The total cost of all three notebooks was some amount of money less than \$10 but greater than \$9.50. So we need some amount between those two numbers that is divisible by 0.05 (since all the change was in nickles) AND is divisible by 3 (since this is the price for three books).

If we divide \$10 by 3, we get \$3.333333... (repeats)
If we divide \$9.50 by 3, we get \$3.1666666... (repeats)

We could use trial and error to see what the amount is by testing numbers between 9.50 and 10.00 that are multiples of 0.05:

\$9.55/3 doesn't work
\$9.60/3 = \$3.20
\$9.65/3 doesn't work
\$9.70/3 doesn't work
\$9.75/3 = \$3.25
\$9.80/3 doesn't work
\$9.85/3 doesn't work
\$9.90/3 = \$3.30
\$9.95/3 doesn't work

There are three answers that work: \$3.20, \$3.25, \$3.30. I'm not sure if I missed something in your explanation of the problem.
• Mar 31st 2007, 04:53 PM
aznmartinjai
3 answers? huh..? are you sure?
• Mar 31st 2007, 05:17 PM
Jhevon
Quote:

Originally Posted by aznmartinjai
John and his twin brothers each bought three identical notebooks when school started in August. John paid for the notebooks with a \$10 bill. He received less than \$0.50 in change, all in nickels. No sales tax was charged. What was the price paid for one notebook?

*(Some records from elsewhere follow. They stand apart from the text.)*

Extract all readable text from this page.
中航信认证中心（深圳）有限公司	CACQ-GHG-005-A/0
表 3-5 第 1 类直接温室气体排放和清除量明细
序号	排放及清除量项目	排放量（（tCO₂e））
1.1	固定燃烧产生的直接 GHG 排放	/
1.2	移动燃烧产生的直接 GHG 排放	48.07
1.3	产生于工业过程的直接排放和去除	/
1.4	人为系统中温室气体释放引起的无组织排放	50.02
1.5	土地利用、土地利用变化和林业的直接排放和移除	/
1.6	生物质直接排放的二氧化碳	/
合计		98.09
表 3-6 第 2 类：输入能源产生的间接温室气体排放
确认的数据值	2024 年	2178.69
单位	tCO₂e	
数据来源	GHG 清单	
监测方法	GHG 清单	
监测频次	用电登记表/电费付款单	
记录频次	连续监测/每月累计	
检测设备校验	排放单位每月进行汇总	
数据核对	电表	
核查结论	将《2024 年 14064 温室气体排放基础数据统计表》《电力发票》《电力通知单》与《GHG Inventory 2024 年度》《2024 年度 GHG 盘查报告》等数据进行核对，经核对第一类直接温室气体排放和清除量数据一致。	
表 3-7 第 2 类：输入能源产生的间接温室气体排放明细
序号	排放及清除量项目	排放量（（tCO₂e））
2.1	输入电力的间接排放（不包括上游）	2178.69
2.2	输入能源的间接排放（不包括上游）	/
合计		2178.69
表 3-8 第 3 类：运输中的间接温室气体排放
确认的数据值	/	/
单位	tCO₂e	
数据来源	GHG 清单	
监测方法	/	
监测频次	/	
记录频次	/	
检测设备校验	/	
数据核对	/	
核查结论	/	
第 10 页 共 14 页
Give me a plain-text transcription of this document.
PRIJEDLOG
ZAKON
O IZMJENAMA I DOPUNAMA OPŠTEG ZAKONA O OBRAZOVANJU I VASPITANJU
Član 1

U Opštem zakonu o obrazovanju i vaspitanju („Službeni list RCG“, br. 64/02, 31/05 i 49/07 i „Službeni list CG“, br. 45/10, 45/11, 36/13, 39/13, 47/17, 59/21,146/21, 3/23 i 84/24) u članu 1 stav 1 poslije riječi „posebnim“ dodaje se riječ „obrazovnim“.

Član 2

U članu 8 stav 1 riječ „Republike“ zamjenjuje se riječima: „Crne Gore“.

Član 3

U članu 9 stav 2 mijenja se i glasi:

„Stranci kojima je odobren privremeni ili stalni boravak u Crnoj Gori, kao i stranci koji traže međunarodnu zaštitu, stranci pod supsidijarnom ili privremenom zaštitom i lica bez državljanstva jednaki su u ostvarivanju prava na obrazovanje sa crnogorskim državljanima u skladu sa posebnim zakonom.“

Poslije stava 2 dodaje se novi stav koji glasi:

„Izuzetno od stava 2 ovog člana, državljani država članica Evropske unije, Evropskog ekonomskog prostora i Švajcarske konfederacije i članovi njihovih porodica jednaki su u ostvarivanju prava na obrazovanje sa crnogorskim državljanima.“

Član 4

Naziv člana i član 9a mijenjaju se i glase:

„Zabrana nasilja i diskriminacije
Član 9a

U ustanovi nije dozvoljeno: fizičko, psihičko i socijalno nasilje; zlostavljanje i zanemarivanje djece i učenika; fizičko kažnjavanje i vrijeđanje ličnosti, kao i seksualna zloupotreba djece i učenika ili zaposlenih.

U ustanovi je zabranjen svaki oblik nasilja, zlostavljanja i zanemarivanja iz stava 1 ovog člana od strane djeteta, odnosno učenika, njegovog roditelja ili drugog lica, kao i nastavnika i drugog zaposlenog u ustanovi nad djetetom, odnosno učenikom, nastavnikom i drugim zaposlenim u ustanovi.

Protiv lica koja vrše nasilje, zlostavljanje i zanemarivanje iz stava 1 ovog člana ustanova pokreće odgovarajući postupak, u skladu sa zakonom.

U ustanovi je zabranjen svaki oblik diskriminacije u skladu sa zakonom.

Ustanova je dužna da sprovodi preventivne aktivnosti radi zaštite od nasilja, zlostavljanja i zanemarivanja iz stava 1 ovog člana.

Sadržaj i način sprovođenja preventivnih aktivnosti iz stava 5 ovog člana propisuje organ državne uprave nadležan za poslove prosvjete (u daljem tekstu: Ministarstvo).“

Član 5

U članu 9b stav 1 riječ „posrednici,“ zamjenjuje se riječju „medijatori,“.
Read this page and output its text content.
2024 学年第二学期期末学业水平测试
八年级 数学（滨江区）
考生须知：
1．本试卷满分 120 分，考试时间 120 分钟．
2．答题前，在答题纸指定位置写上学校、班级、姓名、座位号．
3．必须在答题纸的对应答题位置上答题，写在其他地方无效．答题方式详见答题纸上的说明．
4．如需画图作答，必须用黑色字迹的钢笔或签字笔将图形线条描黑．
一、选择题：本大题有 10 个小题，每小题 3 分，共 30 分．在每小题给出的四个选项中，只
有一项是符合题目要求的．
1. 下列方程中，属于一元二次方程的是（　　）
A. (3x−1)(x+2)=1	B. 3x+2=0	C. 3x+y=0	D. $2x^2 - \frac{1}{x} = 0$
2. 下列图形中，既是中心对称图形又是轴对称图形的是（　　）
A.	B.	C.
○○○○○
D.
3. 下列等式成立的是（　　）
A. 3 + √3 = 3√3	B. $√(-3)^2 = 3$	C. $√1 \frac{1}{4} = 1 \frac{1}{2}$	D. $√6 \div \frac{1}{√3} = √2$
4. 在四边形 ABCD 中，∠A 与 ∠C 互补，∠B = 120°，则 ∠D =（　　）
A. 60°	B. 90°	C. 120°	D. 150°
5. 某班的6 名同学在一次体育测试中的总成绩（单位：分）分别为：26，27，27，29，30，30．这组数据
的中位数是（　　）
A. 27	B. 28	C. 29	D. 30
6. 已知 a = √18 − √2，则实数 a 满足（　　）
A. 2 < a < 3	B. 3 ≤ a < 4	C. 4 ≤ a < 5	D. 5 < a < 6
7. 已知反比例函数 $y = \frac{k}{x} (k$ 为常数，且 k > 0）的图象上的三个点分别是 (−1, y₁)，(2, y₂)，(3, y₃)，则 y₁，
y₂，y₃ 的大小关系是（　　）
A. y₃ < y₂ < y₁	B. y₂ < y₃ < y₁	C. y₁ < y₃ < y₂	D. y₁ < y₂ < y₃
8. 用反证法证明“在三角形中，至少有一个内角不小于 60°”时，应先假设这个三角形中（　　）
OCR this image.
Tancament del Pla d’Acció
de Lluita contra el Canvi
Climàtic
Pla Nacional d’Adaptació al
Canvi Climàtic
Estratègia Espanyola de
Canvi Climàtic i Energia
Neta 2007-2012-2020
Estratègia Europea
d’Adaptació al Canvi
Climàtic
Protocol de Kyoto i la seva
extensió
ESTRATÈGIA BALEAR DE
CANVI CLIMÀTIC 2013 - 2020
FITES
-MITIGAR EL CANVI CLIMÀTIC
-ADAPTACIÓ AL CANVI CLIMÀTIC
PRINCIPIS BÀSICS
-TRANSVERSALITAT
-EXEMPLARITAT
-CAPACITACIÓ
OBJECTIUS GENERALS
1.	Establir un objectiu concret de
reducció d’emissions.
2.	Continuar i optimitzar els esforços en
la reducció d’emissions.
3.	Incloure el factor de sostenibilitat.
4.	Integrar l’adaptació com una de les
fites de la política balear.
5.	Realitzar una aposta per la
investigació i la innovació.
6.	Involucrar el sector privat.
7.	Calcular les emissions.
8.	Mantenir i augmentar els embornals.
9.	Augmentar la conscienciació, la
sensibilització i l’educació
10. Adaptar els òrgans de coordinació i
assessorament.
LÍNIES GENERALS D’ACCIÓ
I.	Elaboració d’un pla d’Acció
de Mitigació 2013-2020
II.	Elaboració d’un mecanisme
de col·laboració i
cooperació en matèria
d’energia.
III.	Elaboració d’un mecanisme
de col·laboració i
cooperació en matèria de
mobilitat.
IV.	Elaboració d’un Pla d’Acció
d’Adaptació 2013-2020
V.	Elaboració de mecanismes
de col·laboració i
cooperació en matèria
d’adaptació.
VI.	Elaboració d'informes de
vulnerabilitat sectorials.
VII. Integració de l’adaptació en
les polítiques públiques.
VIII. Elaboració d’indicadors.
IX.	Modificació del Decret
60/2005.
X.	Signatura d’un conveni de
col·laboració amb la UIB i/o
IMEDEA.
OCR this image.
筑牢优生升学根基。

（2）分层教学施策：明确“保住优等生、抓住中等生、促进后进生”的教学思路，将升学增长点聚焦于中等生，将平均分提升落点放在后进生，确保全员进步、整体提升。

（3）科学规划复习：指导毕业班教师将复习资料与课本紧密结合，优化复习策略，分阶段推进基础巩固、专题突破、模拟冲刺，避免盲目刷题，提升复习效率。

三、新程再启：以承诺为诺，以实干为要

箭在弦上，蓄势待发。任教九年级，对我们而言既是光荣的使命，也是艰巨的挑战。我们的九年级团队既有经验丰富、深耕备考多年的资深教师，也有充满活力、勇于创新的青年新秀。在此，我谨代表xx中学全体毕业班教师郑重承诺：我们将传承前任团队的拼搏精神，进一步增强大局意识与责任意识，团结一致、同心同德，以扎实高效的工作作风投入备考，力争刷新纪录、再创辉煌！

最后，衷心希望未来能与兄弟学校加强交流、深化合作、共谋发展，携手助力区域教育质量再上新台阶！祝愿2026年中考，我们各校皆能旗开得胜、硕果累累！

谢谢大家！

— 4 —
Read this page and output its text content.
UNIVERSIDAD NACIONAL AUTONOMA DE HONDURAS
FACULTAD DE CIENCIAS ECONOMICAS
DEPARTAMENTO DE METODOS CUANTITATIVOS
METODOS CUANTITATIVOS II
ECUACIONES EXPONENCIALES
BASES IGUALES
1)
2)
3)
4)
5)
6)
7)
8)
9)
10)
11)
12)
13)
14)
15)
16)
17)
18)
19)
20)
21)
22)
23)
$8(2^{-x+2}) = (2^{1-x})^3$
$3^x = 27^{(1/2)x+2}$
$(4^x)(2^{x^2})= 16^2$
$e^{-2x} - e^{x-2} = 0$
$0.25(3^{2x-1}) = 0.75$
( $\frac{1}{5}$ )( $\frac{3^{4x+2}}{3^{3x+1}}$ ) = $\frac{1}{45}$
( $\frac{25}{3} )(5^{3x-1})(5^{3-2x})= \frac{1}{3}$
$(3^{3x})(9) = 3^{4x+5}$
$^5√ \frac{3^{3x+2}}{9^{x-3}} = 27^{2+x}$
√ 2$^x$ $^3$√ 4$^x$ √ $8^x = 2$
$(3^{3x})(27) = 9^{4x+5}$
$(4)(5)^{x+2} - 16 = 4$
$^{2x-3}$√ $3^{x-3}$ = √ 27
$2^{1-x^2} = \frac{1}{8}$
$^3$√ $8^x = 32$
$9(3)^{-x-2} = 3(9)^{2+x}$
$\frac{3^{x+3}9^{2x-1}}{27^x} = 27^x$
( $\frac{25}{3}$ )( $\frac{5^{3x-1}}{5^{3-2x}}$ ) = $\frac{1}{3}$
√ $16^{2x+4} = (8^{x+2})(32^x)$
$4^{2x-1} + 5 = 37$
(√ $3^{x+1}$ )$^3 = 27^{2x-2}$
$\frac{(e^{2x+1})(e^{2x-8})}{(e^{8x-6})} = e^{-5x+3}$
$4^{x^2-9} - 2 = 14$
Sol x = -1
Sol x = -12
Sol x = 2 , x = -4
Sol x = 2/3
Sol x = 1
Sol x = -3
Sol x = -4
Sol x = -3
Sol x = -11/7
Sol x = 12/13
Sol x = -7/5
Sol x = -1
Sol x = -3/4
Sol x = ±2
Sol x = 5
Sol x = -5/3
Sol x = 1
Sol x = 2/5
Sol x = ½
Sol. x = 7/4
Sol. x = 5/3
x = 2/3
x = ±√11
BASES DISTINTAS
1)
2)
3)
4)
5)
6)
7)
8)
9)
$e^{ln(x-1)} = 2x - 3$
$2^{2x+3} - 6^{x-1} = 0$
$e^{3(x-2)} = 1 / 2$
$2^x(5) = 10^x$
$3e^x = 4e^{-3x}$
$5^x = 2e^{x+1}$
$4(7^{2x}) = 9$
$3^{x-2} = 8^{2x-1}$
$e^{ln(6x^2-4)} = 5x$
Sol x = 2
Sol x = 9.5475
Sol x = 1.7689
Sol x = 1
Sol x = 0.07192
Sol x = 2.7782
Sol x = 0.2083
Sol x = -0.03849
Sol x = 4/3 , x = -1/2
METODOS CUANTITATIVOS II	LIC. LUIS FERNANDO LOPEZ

ecMathGeek's logic is correct, however, the mistake was he was trying to account for three notebooks when he should have accounted for nine. Recall, John and his twin brothers each bought three identical notebooks. so that's John and two other boys, so that's 3 per boy which is 9 notebooks. so following ecMathGeek's logic of trial and error, we find:

\$9.55/9 doesn't work
\$9.60/9 = doesn't work
\$9.65/9 doesn't work
\$9.70/9 doesn't work
\$9.75/9 = doesn't work
\$9.80/9 doesn't work
\$9.85/9 doesn't work
\$9.90/9 = \$1.10 each notebook
\$9.95/9 doesn't work
• Mar 31st 2007, 06:46 PM
ecMathGeek
Quote:

Originally Posted by Jhevon
ecMathGeek's logic is correct, however, the mistake was he was trying to account for three notebooks when he should have accounted for nine. Recall, John and his twin brothers each bought three identical notebooks. so that's John and two other boys, so that's 3 per boy which is 9 notebooks. so following ecMathGeek's logic of trial and error, we find:

\$9.55/9 doesn't work
\$9.60/9 = doesn't work
\$9.65/9 doesn't work
\$9.70/9 doesn't work
\$9.75/9 = doesn't work
\$9.80/9 doesn't work
\$9.85/9 doesn't work
\$9.90/9 = \$1.10 each notebook
\$9.95/9 doesn't work

Ha! I didn't see that. :o

Good job, Jhevon. :D
• Mar 31st 2007, 06:52 PM
Jhevon
Quote:

Originally Posted by ecMathGeek
Ha! I didn't see that. :o

Good job, Jhevon. :D

Aw, shucks, let's just call it luck
• Apr 12th 2007, 08:10 PM
mykidsmom
Would that be "Lucky Number Jhevon"?
;)
Quote:

Originally Posted by Jhevon
Aw, shucks, let's just call it luck